Craniopagus twins — conjoined at the skull — represent one of the rarest and most surgically demanding conditions in medicine. The twins share not just a point of contact but, in most cases, venous drainage structures that cross between their brains. Blood from both children flows through a common venous system before returning to the heart. Separating them requires severing that shared system and reconstructing adequate venous drainage for each child independently — while both remain alive on the operating table. It had not previously been done successfully in India.
The twins were brought to a major public hospital in Delhi in July 2017, aged approximately two years. CT and MRI imaging confirmed that they were joined at the posterior skull and shared a circular sinus — the venous drainage channel connecting their cranial venous systems. The neurosurgical team assessed the anatomy in detail. The shared sinus could not simply be ligated; one twin required a surgically created venous bypass before separation could proceed. The procedure would need to be staged — and each stage would last many hours.
Before the first incision, the team requested 3D printed models of the twins' brain and skull anatomy from Osteo3d. The models were derived from the imaging data, rendering the conjoined cranial vault and the underlying neural structures in physical form. The team rehearsed the surgical approach on these models — working through the sequence of steps, identifying the anatomical decision points, and confirming the spatial relationships that CT images alone could not fully convey. For a procedure with no precedent at this institution, the ability to practise on a physical representation of the specific anatomy in front of them was not a convenience. It was part of how the surgery became possible.
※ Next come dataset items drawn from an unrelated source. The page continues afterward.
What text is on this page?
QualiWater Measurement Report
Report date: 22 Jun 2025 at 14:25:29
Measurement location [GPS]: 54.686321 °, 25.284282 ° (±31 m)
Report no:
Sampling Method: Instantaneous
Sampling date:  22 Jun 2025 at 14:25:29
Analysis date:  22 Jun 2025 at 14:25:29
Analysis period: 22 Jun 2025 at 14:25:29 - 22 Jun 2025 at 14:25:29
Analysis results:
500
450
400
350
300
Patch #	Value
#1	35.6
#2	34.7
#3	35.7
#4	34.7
The first stage lasted approximately twenty-five hours. The neurosurgeons created a venous bypass for one twin, diverting venous drainage away from the shared circular sinus and establishing an independent route. Partial separation of the brain tissue was achieved. The twins were then allowed to recover before the definitive separation. The final stage took place on 25 October 2017 — a twenty-hour procedure during which the remaining shared structures were divided and the cranial reconstruction was completed for each child.
Both twins survived the separation. One child made a strong neurological recovery. She was assessed as developing well across domains of neuropsychological evaluation and was considered ready for school before discharge. Her twin sustained neurological injury from which full recovery did not occur, and required ongoing feeding and care support. Both children were discharged more than two years after admission.
This case became the first successful craniopagus separation in India in which both twins survived the procedure. It was the result of meticulous preparation across imaging, surgical planning, anaesthesia, and nursing — a team effort sustained across a period of months. The 3D printed models were one element of that preparation: a way of translating imaging data into a physical object the surgical team could hold, examine, and rehearse on before the clock started. In a procedure measured in hours and milligrams of venous pressure, that preparation was part of how the outcome became what it was.